Compressed air (CAES): Installed capacity surpassed 1 GW (over CNY 10 billion invested), with multiple 300 MW-class projects underway.
Emerging options: CO₂, liquid air, and gravity storage completed first demonstrations with state R&D support.
Next-gen technologies: Solid-state, hybrid thermal, and hydrogen-based systems remain at pilot scale but are progressing.

This multi-path approach mirrors China’s PV and EV success: mass deployment of proven solutions while encouraging cutting-edge avenues for future breakthroughs, with policy continuing to guide technology scale-up.

In August, the NEA released the Fifth Batch of First-of-their-Kind Key Energy Equipment, listing 82 items, including ten related to energy storage: lithium-ion, vanadium redox, zinc–bromine, semi-solid lithium-ion, polyanionic sodium-ion, compressed air, 35 kV networked systems for flexible grid integration, and dynamically reconfigurable battery systems (DRBS).

Alongside storage, wind–solar–hydrogen projects have scaled up rapidly: electrolysis capacity has surged from just 5 MW in 2015 to 4 GW in 2025. Within this shift, 35 kV systems have become the mainstream choice, reaching 67% market penetration. For a 1 GW project, adopting 35 kV instead of 10 kV typically improves system efficiency by 2–3% and lowers total system cost by 15–20%.
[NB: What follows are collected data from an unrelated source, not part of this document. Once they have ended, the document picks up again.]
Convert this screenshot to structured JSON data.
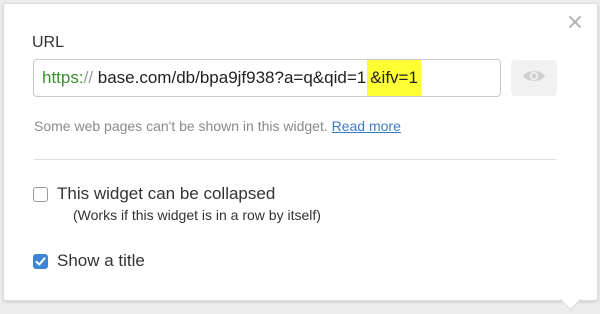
{
  "url_field": {
    "label": "URL",
    "protocol": "https:",
    "slashes": "//",
    "body": " base.com/db/bpa9jf938?a=q&qid=1",
    "highlight": "&ifv=1"
  },
  "preview_button": {
    "icon": "eye-icon"
  },
  "close_button": {
    "icon": "close-icon"
  },
  "note": {
    "text": "Some web pages can't be shown in this widget.",
    "link": "Read more"
  },
  "options": {
    "collapsible": {
      "label": "This widget can be collapsed",
      "hint": "(Works if this widget is in a row by itself)",
      "checked": false
    },
    "show_title": {
      "label": "Show a title",
      "checked": true
    }
  },
  "colors": {
    "protocol": "#3b8f2e",
    "highlight": "#ffff33",
    "link": "#3a7bc8",
    "checkbox_checked": "#3f85d6"
  }
}
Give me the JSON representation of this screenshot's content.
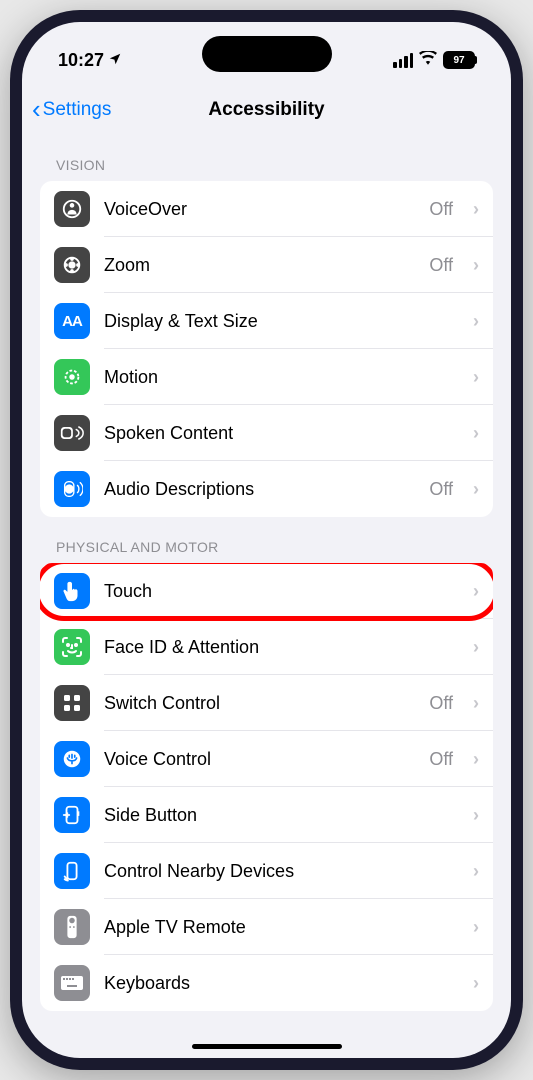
{
  "statusBar": {
    "time": "10:27",
    "battery": "97"
  },
  "nav": {
    "back": "Settings",
    "title": "Accessibility"
  },
  "sections": {
    "vision": {
      "header": "VISION",
      "voiceover": {
        "label": "VoiceOver",
        "status": "Off"
      },
      "zoom": {
        "label": "Zoom",
        "status": "Off"
      },
      "display": {
        "label": "Display & Text Size"
      },
      "motion": {
        "label": "Motion"
      },
      "spoken": {
        "label": "Spoken Content"
      },
      "audio": {
        "label": "Audio Descriptions",
        "status": "Off"
      }
    },
    "physical": {
      "header": "PHYSICAL AND MOTOR",
      "touch": {
        "label": "Touch"
      },
      "faceid": {
        "label": "Face ID & Attention"
      },
      "switch": {
        "label": "Switch Control",
        "status": "Off"
      },
      "voice": {
        "label": "Voice Control",
        "status": "Off"
      },
      "side": {
        "label": "Side Button"
      },
      "nearby": {
        "label": "Control Nearby Devices"
      },
      "appletv": {
        "label": "Apple TV Remote"
      },
      "keyboards": {
        "label": "Keyboards"
      }
    }
  },
  "colors": {
    "ios_blue": "#007aff",
    "ios_gray": "#8e8e93",
    "ios_green": "#34c759",
    "dark_gray": "#5e5e5e",
    "highlight": "#ff0000"
  }
}
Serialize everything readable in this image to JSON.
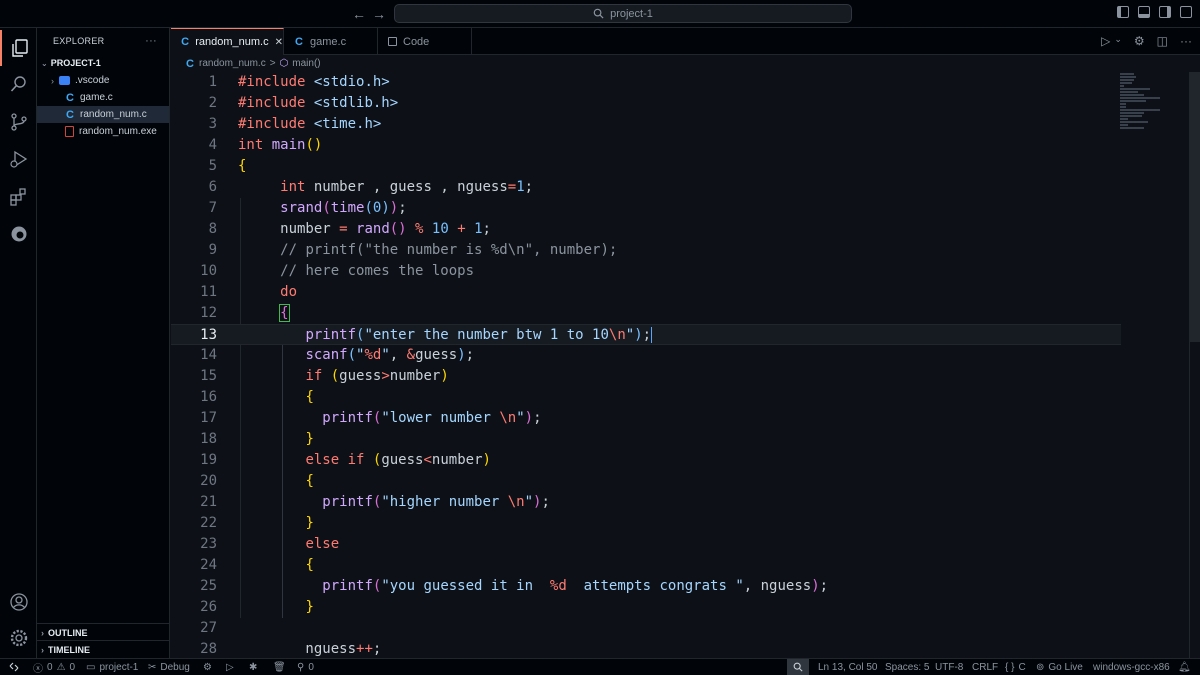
{
  "titlebar": {
    "search_text": "project-1"
  },
  "sidebar": {
    "title": "EXPLORER",
    "more": "···",
    "project": "PROJECT-1",
    "items": [
      {
        "label": ".vscode"
      },
      {
        "label": "game.c"
      },
      {
        "label": "random_num.c"
      },
      {
        "label": "random_num.exe"
      }
    ],
    "outline": "OUTLINE",
    "timeline": "TIMELINE"
  },
  "tabs": [
    {
      "label": "random_num.c",
      "close": "✕"
    },
    {
      "label": "game.c"
    },
    {
      "label": "Code"
    }
  ],
  "breadcrumb": {
    "file": "random_num.c",
    "sep": ">",
    "symbol": "main()"
  },
  "editor": {
    "line_numbers": [
      "1",
      "2",
      "3",
      "4",
      "5",
      "6",
      "7",
      "8",
      "9",
      "10",
      "11",
      "12",
      "13",
      "14",
      "15",
      "16",
      "17",
      "18",
      "19",
      "20",
      "21",
      "22",
      "23",
      "24",
      "25",
      "26",
      "27",
      "28"
    ],
    "current_line": 13
  },
  "status": {
    "errors": "0",
    "warnings": "0",
    "project": "project-1",
    "debug": "Debug",
    "ports": "0",
    "position": "Ln 13, Col 50",
    "spaces": "Spaces: 5",
    "encoding": "UTF-8",
    "eol": "CRLF",
    "language": "C",
    "go_live": "Go Live",
    "config": "windows-gcc-x86"
  },
  "colors": {
    "keyword": "#ff7b72",
    "string": "#a5d6ff",
    "number": "#79c0ff",
    "function": "#d2a8ff",
    "comment": "#8b949e",
    "accent": "#f78166",
    "c_icon": "#3fa9f5"
  }
}
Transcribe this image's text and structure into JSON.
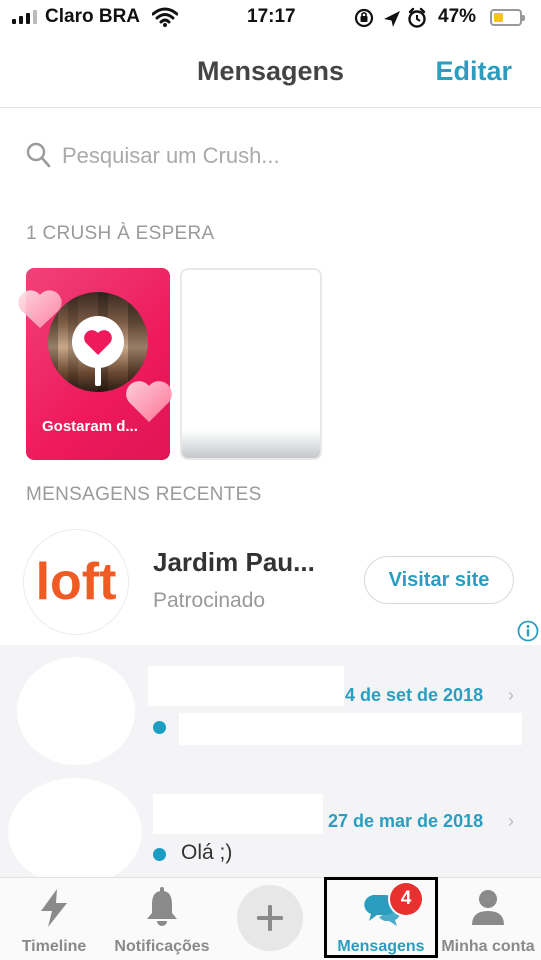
{
  "status_bar": {
    "carrier": "Claro BRA",
    "time": "17:17",
    "battery_percent": "47%",
    "battery_level": 0.47,
    "icons": [
      "signal-icon",
      "wifi-icon",
      "rotation-lock-icon",
      "location-arrow-icon",
      "alarm-icon",
      "battery-icon"
    ]
  },
  "header": {
    "title": "Mensagens",
    "edit_label": "Editar"
  },
  "search": {
    "placeholder": "Pesquisar um Crush...",
    "icon": "search-icon"
  },
  "crushes": {
    "section_label": "1 CRUSH À ESPERA",
    "cards": [
      {
        "caption": "Gostaram d...",
        "icon": "heart-pin-icon"
      }
    ]
  },
  "recent": {
    "section_label": "MENSAGENS RECENTES"
  },
  "ad": {
    "logo_text": "loft",
    "title": "Jardim Pau...",
    "subtitle": "Patrocinado",
    "button_label": "Visitar site",
    "info_icon": "info-icon"
  },
  "conversations": [
    {
      "date": "4 de set de 2018",
      "preview": ""
    },
    {
      "date": "27 de mar de 2018",
      "preview": "Olá ;)"
    }
  ],
  "tabs": [
    {
      "label": "Timeline",
      "icon": "lightning-icon"
    },
    {
      "label": "Notificações",
      "icon": "bell-icon"
    },
    {
      "label": "",
      "icon": "plus-icon"
    },
    {
      "label": "Mensagens",
      "icon": "chat-bubbles-icon",
      "badge": "4",
      "active": true
    },
    {
      "label": "Minha conta",
      "icon": "person-icon"
    }
  ],
  "colors": {
    "accent": "#2b9ec0",
    "badge": "#e8312f",
    "crush_card": "#ee1a5c",
    "loft_orange": "#f05a23"
  }
}
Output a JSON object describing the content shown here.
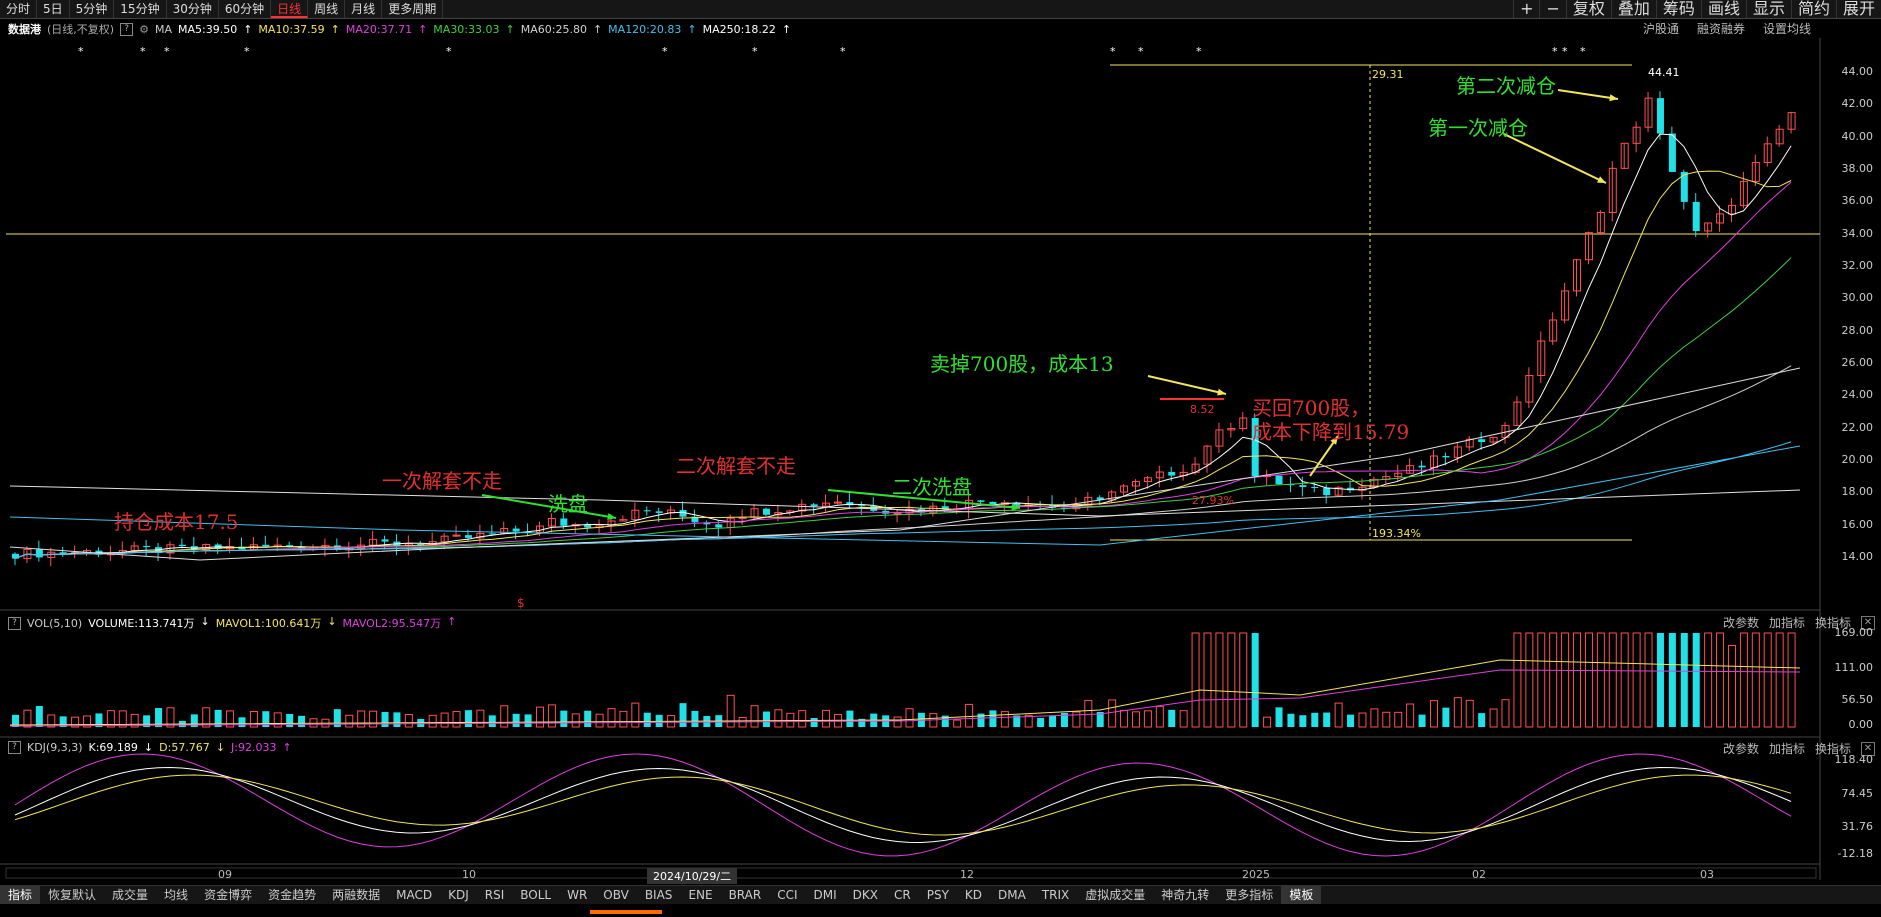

Lithium: Scale, Durability & Reliability

Lithium-ion batteries in 2024 achieved significant performance gains:

Cell size: >500 Ah; 6 MWh/container systems are now standard
Energy density: >400 Wh/L, reducing footprint
Cycle life: >15,000 cycles, with lifetimes exceeding 15 years
Thermal management: Immersion cooling limited temperature rise to <5 °C
Grid-forming: 100 MW/200 MWh plants demonstrated black-start capability and fast fault recovery.

These advances supported higher utilization: average annual utilization reached 911 hours, up 300 hours YoY, with independent/shared projects exceeding ~1,000 hours and renewable-attached projects doubling to 766 hours. Commercially, storage assets now cycle 200–250 times per year (up from less than 150 in 2023), enabling multiple revenue streams and stronger bankability.

Market Scale and Economics

China accounted for more than 40% of global NTES capacity in 2024, exceeding the combined total of Europe and the U.S.

Regional hubs: North China (22.2 GW) and Northwest (18.7 GW) together represent 55.5% of the national total.
Provincial leaders: Inner Mongolia (10.23 GW), Xinjiang (8.57 GW), Shandong (7.17 GW), Jiangsu (5.62 GW), Ningxia (4.43 GW). Eleven provinces each added >1 GW in 2024.
Capital flows: Flow batteries and CAES attracted over CNY 100 billion; sodium-ion moved from pilot projects to pre-commerializatoin.
System costs: Lithium capex fell below $200/kWh, 20–30% lower than EU and U.S. peers.
Revenue models: Largely market-driven. In July 2024, Jiangsu dispatched 4.5 GW of NTES, equivalent to a 900 MWh “super battery”, demonstrating commercial viability at grid scale.

China: The Global Testbed for NTES

China’s NTES boom has established it as a global reference for both technology and market design.

Cost leadership: <$200/kWh and 15,000 cycles set global benchmarks
Industrial policy edge: National laws, provincial innovation, and financing accelerate NTES deployment
Diversification: Sodium-ion, CAES, and flow batteries reduce dependence on lithium.
Supply chain leverage: China is positioned to replicate its success in solar wafers and EV batteries within energy storage.

2024 marked NTES’s transition from pilot projects to backbone infrastructure. With renewables surpassing coal, China’s grid stability increasingly relies on NTES, and its techno-business innovations are expected to shape the global storage landscape.